I think this is a common feeling on the matter.

I think this is a fantastic discussion to bring up. I do think it is only a matter of time before companies start selling kits to make game specific systems (intake, climber, shooter...) that could be combined to build a complete robot. The past few years have brought companies building complete robots, providing CAD drawings and selling kits of the more challenging to produce parts for these robot systems. The next step is for companies to explicitly sell robot systems along with step by step instructions.

If there is a market for it, if it is cost effective for the company, and if the prices fall within the rules, let the free market do its thing.

Nobody forces anyone to buy anything.

Do people take issue with companies making a profit?

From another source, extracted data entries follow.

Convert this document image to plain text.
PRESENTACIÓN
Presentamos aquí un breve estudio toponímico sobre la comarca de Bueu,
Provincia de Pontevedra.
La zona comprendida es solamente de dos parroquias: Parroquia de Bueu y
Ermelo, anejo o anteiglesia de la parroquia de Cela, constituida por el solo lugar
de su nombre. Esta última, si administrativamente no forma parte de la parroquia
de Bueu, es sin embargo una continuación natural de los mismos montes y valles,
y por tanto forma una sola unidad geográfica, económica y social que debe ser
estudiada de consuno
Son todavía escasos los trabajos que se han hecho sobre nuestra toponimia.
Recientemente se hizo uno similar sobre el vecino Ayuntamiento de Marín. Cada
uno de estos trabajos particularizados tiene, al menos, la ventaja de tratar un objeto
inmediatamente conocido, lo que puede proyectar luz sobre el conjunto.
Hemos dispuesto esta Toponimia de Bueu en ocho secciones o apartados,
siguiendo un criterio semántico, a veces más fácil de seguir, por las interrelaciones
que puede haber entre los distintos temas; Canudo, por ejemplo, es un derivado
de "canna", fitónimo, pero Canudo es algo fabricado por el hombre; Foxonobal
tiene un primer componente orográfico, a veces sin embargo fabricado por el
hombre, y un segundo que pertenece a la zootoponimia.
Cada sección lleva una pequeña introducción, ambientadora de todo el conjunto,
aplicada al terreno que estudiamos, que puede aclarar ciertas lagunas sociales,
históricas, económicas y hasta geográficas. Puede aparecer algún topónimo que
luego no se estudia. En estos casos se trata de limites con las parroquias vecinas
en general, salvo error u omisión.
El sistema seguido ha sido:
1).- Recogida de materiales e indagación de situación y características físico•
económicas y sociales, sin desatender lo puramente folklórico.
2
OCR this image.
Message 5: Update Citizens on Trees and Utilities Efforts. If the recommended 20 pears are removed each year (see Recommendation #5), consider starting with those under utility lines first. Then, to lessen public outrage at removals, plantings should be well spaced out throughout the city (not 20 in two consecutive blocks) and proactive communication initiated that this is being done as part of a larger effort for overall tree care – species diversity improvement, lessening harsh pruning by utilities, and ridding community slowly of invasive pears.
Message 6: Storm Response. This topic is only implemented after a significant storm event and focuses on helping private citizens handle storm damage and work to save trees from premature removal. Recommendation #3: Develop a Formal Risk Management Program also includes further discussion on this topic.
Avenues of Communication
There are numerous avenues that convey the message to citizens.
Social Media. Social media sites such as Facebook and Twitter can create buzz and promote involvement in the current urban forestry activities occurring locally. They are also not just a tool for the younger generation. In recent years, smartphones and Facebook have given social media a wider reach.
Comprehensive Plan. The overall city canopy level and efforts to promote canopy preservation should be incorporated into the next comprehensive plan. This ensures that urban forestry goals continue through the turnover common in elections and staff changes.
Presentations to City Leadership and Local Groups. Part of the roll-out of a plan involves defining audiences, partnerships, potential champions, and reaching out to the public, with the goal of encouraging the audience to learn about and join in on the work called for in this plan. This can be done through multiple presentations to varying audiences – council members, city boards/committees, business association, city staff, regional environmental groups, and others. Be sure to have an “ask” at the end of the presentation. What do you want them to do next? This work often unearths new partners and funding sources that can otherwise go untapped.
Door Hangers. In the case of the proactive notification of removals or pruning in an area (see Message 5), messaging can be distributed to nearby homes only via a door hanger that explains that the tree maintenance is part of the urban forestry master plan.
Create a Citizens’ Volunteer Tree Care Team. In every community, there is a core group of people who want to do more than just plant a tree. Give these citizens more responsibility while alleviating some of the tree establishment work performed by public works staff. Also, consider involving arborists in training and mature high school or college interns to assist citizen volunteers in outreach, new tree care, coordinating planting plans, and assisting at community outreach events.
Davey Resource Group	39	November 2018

Heck, if I had the start up money and the man power, I'd be selling my own game specific kits. Business is business.

[XaulZan11]

Quote:

Originally Posted by Akash Rastogi

If there is a market for it, if it is cost effective for the company, and if the prices fall within the rules, let the free market do its thing.

I agree with everything in your post (I have no problems at all with the current suppliers), except this. If FIRST (either HQ or the teams/community) decided they don't want 'purchasable robots' something could be done.

[Akash Rastogi]

Quote:

Originally Posted by XaulZan11

I agree with everything in your post (I have no problems at all with the current suppliers), except this. If FIRST (either HQ or the teams/community) decided they don't want 'purchasable robots' something could be done.

Sure, something could be done. But I have a hard time agreeing with any statements that something should be done if such a scenario exists in the future.

FIRST already has price per component rules in place, how much further would you want them to go with such restrictions? How would they be defined/enforced?

If the community doesn't want something, then those people don't need to purchase the hypothetical components. Telling others to not buy something just sounds a bit ludicrous to me.

[XaulZan11]

Quote:

Originally Posted by Akash Rastogi

Sure, something could be done. But I have a hard time agreeing with any statements that something should be done if such a scenario exists in the future.

FIRST already has price per component rules in place, how much further would you want them to go with such restrictions? How would they be defined/enforced?

If the community doesn't want something, then those people don't need to purchase the hypothetical components. Telling others to not buy something just sounds a bit ludicrous to me.

I have yet to take any stance on if pre-fab systems should be allowed or not. I was just responding to those who have expressed concerns over pre-fab game specific systems and doubt that they will ever be sold, by predicting they will likely become a reality in the near future.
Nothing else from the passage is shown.